Le retour à Pompéi, une exposition à Bruxelles à découvrir sans faute

22 Mar, 2026 | Info

L’histoire et l’archéologie nous aident à comprendre le passé. Mais lorsque nous avons une ville antique comme Pompéi, ensevelie le 24 octobre 79 de notre ère et qui retrouve aujourd’hui « des couleurs » grâce aux fouilles, le passé reprend vie. Cette ville figée dans le temps est de retour.

C’est la firme belge Tempora qui s’est chargée de la mise en scène de la résurrection de l’ambiance de Pompéi quelques heures avant l’éruption fatale du Vésuve. On y retrouve la scénographie typique de Tempora. Au Bastogne War Museum, par exemple, on suivait le destin de civils — homme, femme et enfant — et de soldats des deux camps lors de la bataille des Ardennes.

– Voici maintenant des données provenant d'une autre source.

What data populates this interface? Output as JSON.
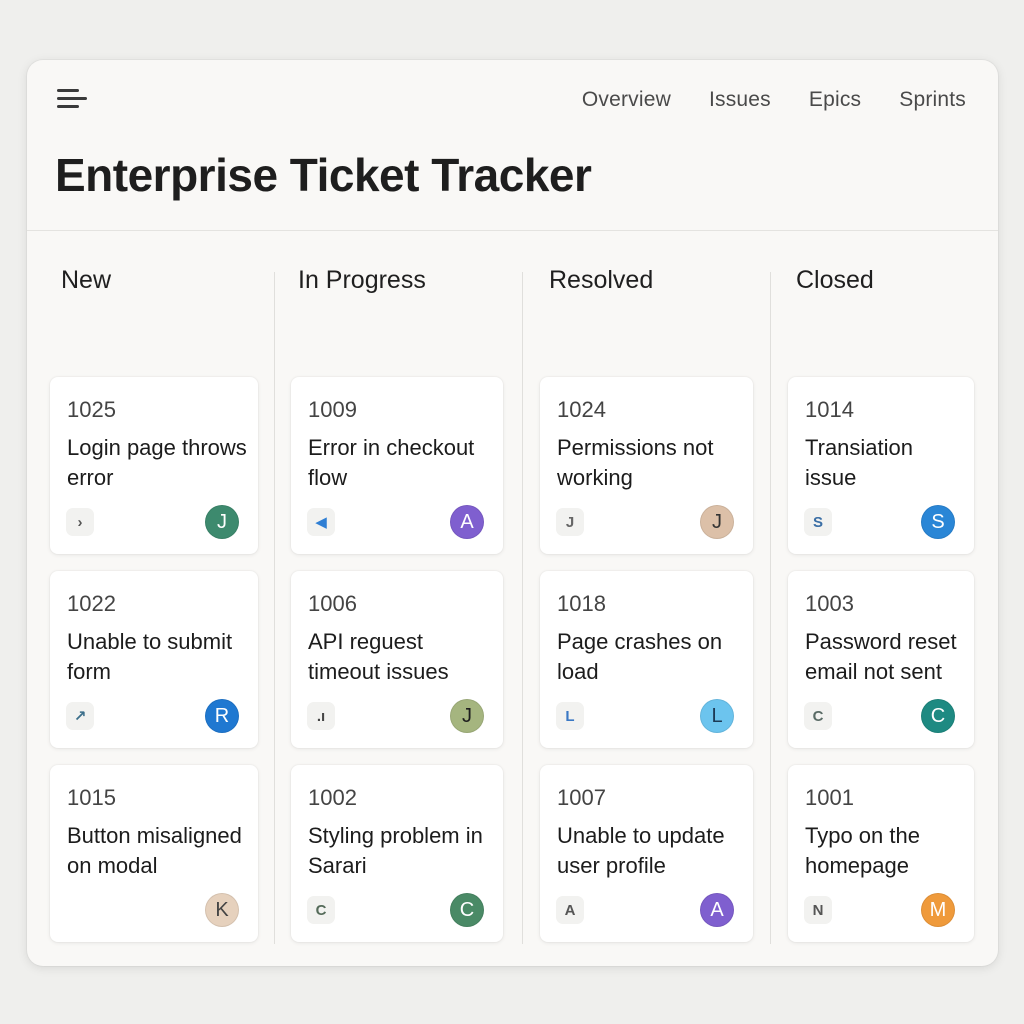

Ici, dans l’exposition « Retour à Pompéi », le spectateur suit une famille romaine — le père, la mère, la fille, un esclave et leur chien — le matin de l’éruption, avec en fond sonore les prémices de la catastrophe.

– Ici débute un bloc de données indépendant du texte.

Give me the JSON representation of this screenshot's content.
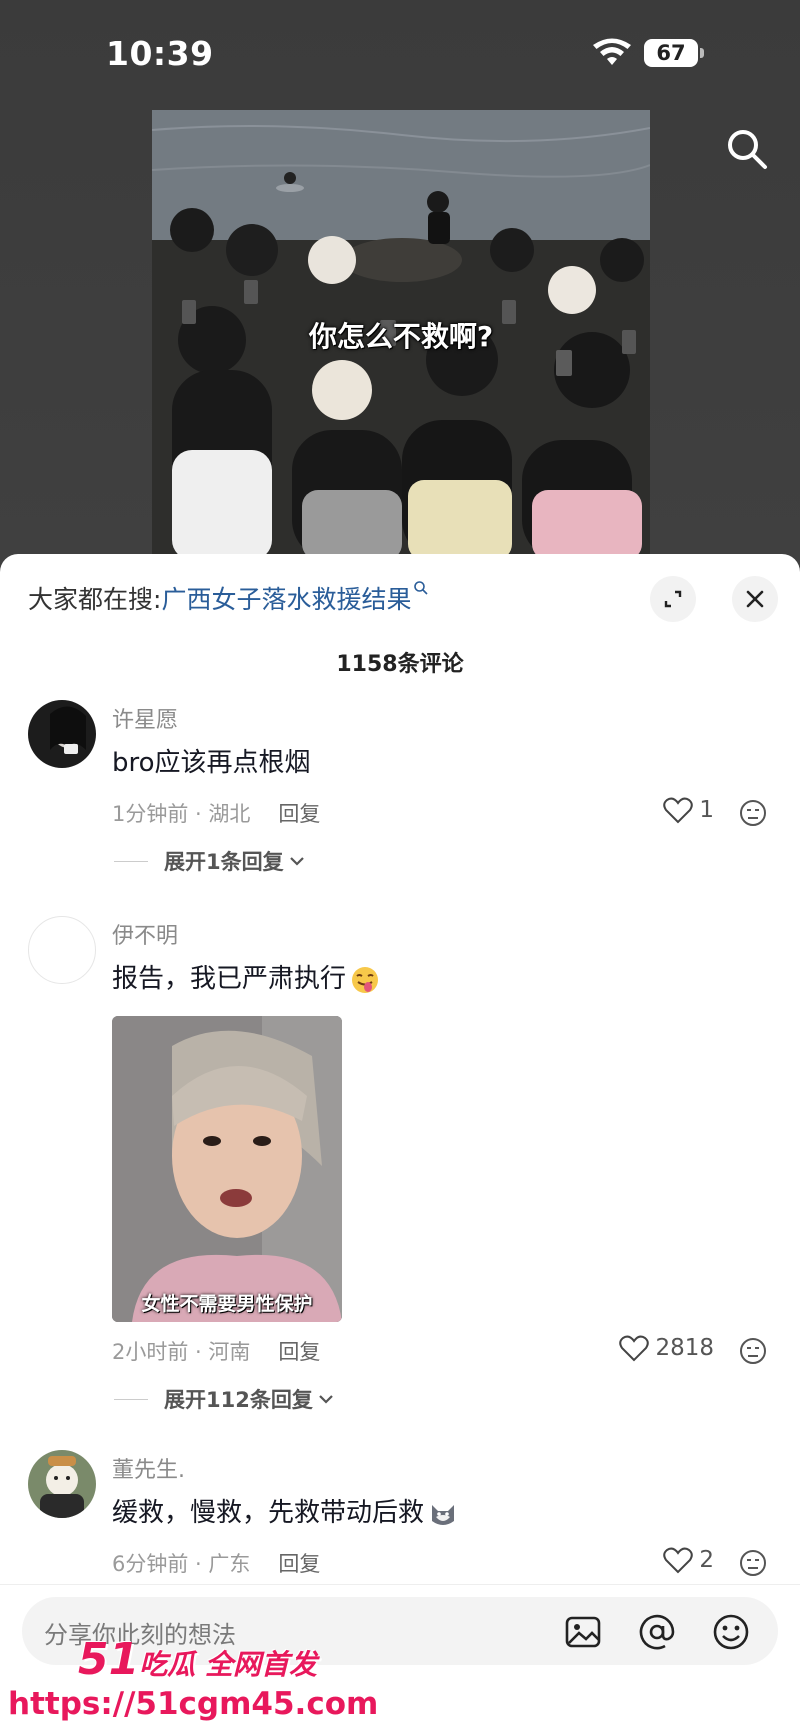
{
  "status_bar": {
    "time": "10:39",
    "battery": "67"
  },
  "video": {
    "caption": "你怎么不救啊?"
  },
  "sheet": {
    "search_hint_prefix": "大家都在搜:",
    "search_hint_query": "广西女子落水救援结果",
    "comment_count": "1158条评论"
  },
  "comments": [
    {
      "username": "许星愿",
      "text": "bro应该再点根烟",
      "meta": "1分钟前 · 湖北",
      "reply": "回复",
      "likes": "1",
      "expand": "展开1条回复"
    },
    {
      "username": "伊不明",
      "text": "报告，我已严肃执行",
      "image_caption": "女性不需要男性保护",
      "meta": "2小时前 · 河南",
      "reply": "回复",
      "likes": "2818",
      "expand": "展开112条回复"
    },
    {
      "username": "董先生.",
      "text": "缓救，慢救，先救带动后救",
      "meta": "6分钟前 · 广东",
      "reply": "回复",
      "likes": "2"
    }
  ],
  "input": {
    "placeholder": "分享你此刻的想法"
  },
  "watermark": {
    "logo_num": "51",
    "logo_text": "吃瓜 全网首发",
    "url": "https://51cgm45.com"
  },
  "colors": {
    "link": "#2a5d99",
    "watermark": "#e8185c"
  }
}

Le visiteur découvre d’abord un véritable joyau : la réplique des fresques très colorées de Boscoreale, conservées au musée de Mariemont, accompagnée de la maquette de ce vaste domaine.

Vient ensuite le passage ludique dans une longue rue animée de Pompéi. Aidé par le commentaire détaillé de cette famille sur audioguide, que voit-on ? Des inscriptions sur les murs et des fresques significatives, un bar (thermopolium) avec fruits, légumes et menus variés proposés aux clients, et à l’avant la célèbre mosaïque du chien de garde : « Cave canem ».

On découvre aussi une boulangerie avec la meule, le four et les nombreuses galettes exposées sur l’étal.

On entre ensuite dans l’intérieur d’une maison avec l’atrium central, sa décoration mythologique, son mobilier et l’autel dédié aux dieux Lares. Une animation présente une école et la punition infligée à un élève turbulent. Le visiteur passe également dans un bain public (thermes), où deux jeunes femmes se prélassent dans la piscine d’eau chaude (caldarium).

Mais l’atmosphère est déjà empreinte d’inquiétude : une charrette abandonnée dans la rue, un certain désordre… Des habitants sont partis ; d’autres, plus confiants, sont restés, comme la famille que nous suivons.

Une parfumerie permet de sentir différentes fragrances, tandis qu’un pressoir à raisins rappelle que les pentes du Vésuve étaient riches en vignobles. Une fontaine ornée d’un mufle de lion jouxte une épicerie où légumes et produits divers sont présentés dans des paniers d’osier ; à l’arrière, on découvre des vases céramiques et des verres d’époque.

Autre lieu important : le cabinet d’un médecin avec les instruments de sa profession. On passe également par l’endroit où se reposent les gladiateurs avant le combat, avec la présentation de leurs armures et de leurs armes.

En franchissant l’une des portes de cette cité entourée de remparts, le visiteur est ensuite immergé, grâce à un casque 3D, dans des combats de gladiateurs dans l’amphithéâtre… une compétition haletante !

Puis vient la fureur des dieux, comme annoncée : la fin de Pompéi et la course effrénée de la famille pour se mettre à l’abri. Vainement. La ville est bientôt recouverte de plusieurs mètres de cendres et de lapilli.

La conclusion évoque la découverte géniale de l’archéologue Giuseppe Fiorelli qui, en 1863, eut l’idée de réaliser des moulages en plâtre des corps des victimes. L’exposition se termine par une chronologie des découvertes archéologiques, qui se poursuivent encore aujourd’hui, depuis 1748.

À voir à Bruxelles, à Tour & Taxis, jusqu’au 25 juillet. Et pourquoi ne pas s’y rendre en train ?

Informations : www.expo-pompeii.com

Magnifique, cette exposition immersive est 100 % belge, avec Henri Dupuis comme scénariste, Marie Lempereur du musée de Mariemont, Camille Béranger pour la scénographie et le professeur Marco Cavalieri (UCLouvain), commissaire de l’exposition et grand connaisseur du site.